Brazil:
Elon Musk’s X Company has paid a multimillion-dollar fine in Brazil to settle a dispute with a judge who banned the platform over disinformation in Brazil’s largest Latin American market.
However, Supreme Court Justice Alexandre de Moraes, who ordered X’s closure in August, said on Friday (October 4) that the platform had transferred the funds to the wrong account.
X, formerly known as Twitter, was fined $5.2 million for failing to comply with a series of court orders.
Moraes said the social network had paid the full amount, but confirmed that it had done so in a different account than the one listed in the court order, and ordered the funds to be transferred immediately.
On August 31, Moraes announced that Mr. Blocked.
X, which had 22 million users in Brazil before Moraes blocked it, hopes that paying the fine will resolve the dispute.

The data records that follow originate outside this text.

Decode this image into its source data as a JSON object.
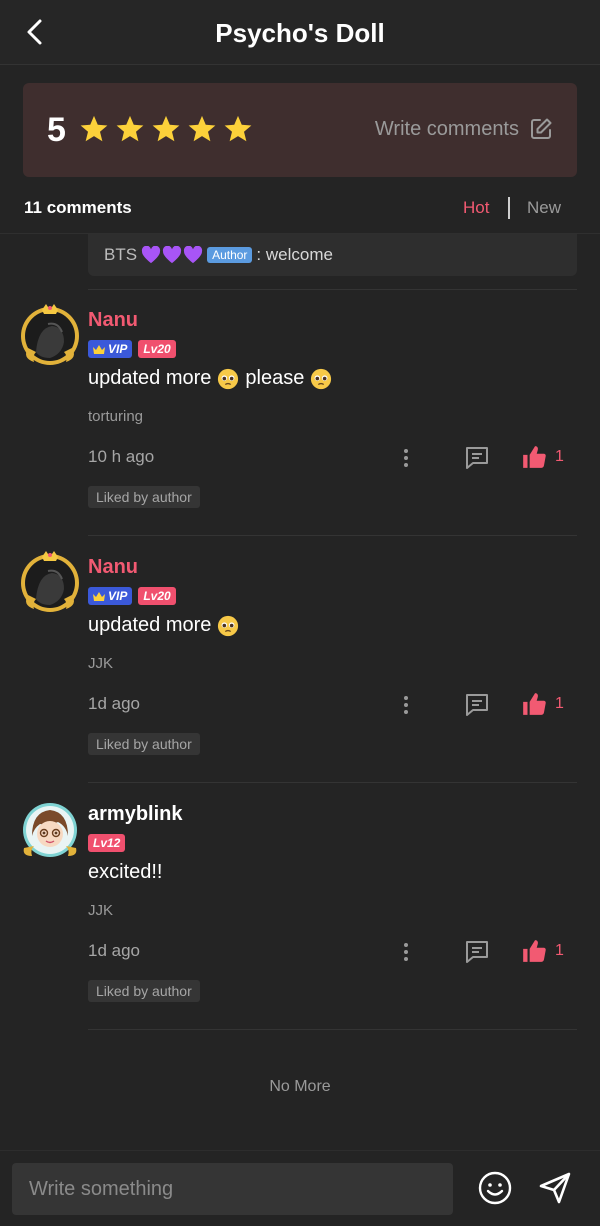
{
  "header": {
    "title": "Psycho's Doll",
    "back_icon": "back-arrow-icon"
  },
  "rating": {
    "score": "5",
    "stars": 5,
    "star_color": "#fcd13a",
    "write_label": "Write comments"
  },
  "comments_bar": {
    "count_label": "11 comments",
    "sort_hot": "Hot",
    "sort_new": "New",
    "active_sort": "Hot",
    "accent": "#f25a72"
  },
  "reply_preview": {
    "user": "BTS",
    "author_tag": "Author",
    "text": ": welcome"
  },
  "comments": [
    {
      "username": "Nanu",
      "username_color": "#f25a72",
      "vip": "VIP",
      "level": "Lv20",
      "text": "updated more",
      "text2": "please",
      "book": "torturing",
      "time": "10 h ago",
      "likes": "1",
      "liked_tag": "Liked by author"
    },
    {
      "username": "Nanu",
      "username_color": "#f25a72",
      "vip": "VIP",
      "level": "Lv20",
      "text": "updated more",
      "book": "JJK",
      "time": "1d ago",
      "likes": "1",
      "liked_tag": "Liked by author"
    },
    {
      "username": "armyblink",
      "username_color": "#ffffff",
      "level": "Lv12",
      "text": "excited!!",
      "book": "JJK",
      "time": "1d ago",
      "likes": "1",
      "liked_tag": "Liked by author"
    }
  ],
  "footer": {
    "no_more": "No More"
  },
  "input": {
    "placeholder": "Write something"
  }
}
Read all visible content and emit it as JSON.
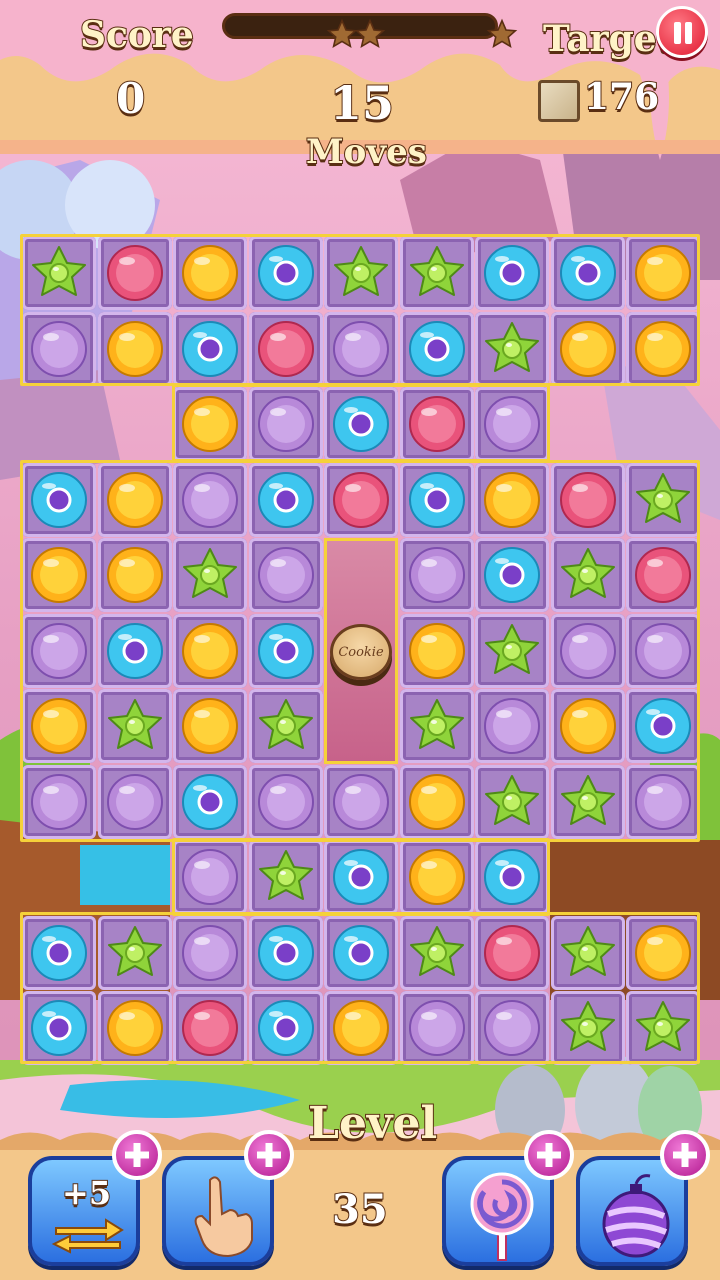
{
  "hud": {
    "score_label": "Score",
    "score_value": "0",
    "moves_value": "15",
    "moves_label": "Moves",
    "target_label": "Target",
    "target_value": "176",
    "progress_stars": 3,
    "progress_fraction": 0
  },
  "board": {
    "cookie_label": "Cookie",
    "cols": 9,
    "rows": 11,
    "legend": {
      "S": "green-star-candy",
      "R": "pink-round-candy",
      "Y": "orange-round-candy",
      "B": "blue-ring-candy",
      "P": "purple-round-candy",
      "C": "cookie-blocker",
      ".": "empty"
    },
    "grid": [
      [
        "S",
        "R",
        "Y",
        "B",
        "S",
        "S",
        "B",
        "B",
        "Y"
      ],
      [
        "P",
        "Y",
        "B",
        "R",
        "P",
        "B",
        "S",
        "Y",
        "Y"
      ],
      [
        ".",
        ".",
        "Y",
        "P",
        "B",
        "R",
        "P",
        ".",
        "."
      ],
      [
        "B",
        "Y",
        "P",
        "B",
        "R",
        "B",
        "Y",
        "R",
        "S"
      ],
      [
        "Y",
        "Y",
        "S",
        "P",
        ".",
        "P",
        "B",
        "S",
        "R"
      ],
      [
        "P",
        "B",
        "Y",
        "B",
        "C",
        "Y",
        "S",
        "P",
        "P"
      ],
      [
        "Y",
        "S",
        "Y",
        "S",
        ".",
        "S",
        "P",
        "Y",
        "B"
      ],
      [
        "P",
        "P",
        "B",
        "P",
        "P",
        "Y",
        "S",
        "S",
        "P"
      ],
      [
        ".",
        ".",
        "P",
        "S",
        "B",
        "Y",
        "B",
        ".",
        "."
      ],
      [
        "B",
        "S",
        "P",
        "B",
        "B",
        "S",
        "R",
        "S",
        "Y"
      ],
      [
        "B",
        "Y",
        "R",
        "B",
        "Y",
        "P",
        "P",
        "S",
        "S"
      ]
    ]
  },
  "footer": {
    "level_label": "Level",
    "level_value": "35",
    "booster_moves_label": "+5",
    "boosters": [
      "extra-moves",
      "hand-swap",
      "lollipop-hammer",
      "color-bomb"
    ]
  },
  "colors": {
    "candy_green": "#8fd43a",
    "candy_pink": "#e9537b",
    "candy_orange": "#ffb21a",
    "candy_blue": "#3ec6ef",
    "candy_purple": "#b889d9",
    "board_border": "#f5d13a"
  }
}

The court announced last week that it had complied with the court’s other requests, including the appointment of a legal representative in Brazil.
The clash between Mr. Musk and Mr. Moraes turned into a high-stakes battle that drew attention around the world as a test of both freedom of expression and the fight against disinformation.
Furious, Musk slammed Moraes over the ban, calling him an “evil dictator” and naming him “Voldemort” after the villain in the “Harry Potter” series.
However, in recent days he has become noticeably more silent on the matter, and it appears that X is keen to do whatever it takes to have the ban lifted.
The platform briefly resumed service in Brazil in mid-September after a technical workaround it said was “inadvertent.”
But it was taken offline again after Moraes threatened to impose further fines.
The battle between Company X and Mr. Moraes began when Mr. Moraes ordered the company to disable the accounts of supporters of ousted far-right incumbent Jair Bolsonaro during Brazil’s 2022 presidential election.
After Bolsonaro’s leftist rival Luiz Inacio Lula da Silva took office in January 2023, the conflict escalated further following an attack on the federal building in Brasilia by Bolsonaro’s supporters. .
(Except for the headline, this story has not been edited by NDTV staff and is published from a syndicated feed.)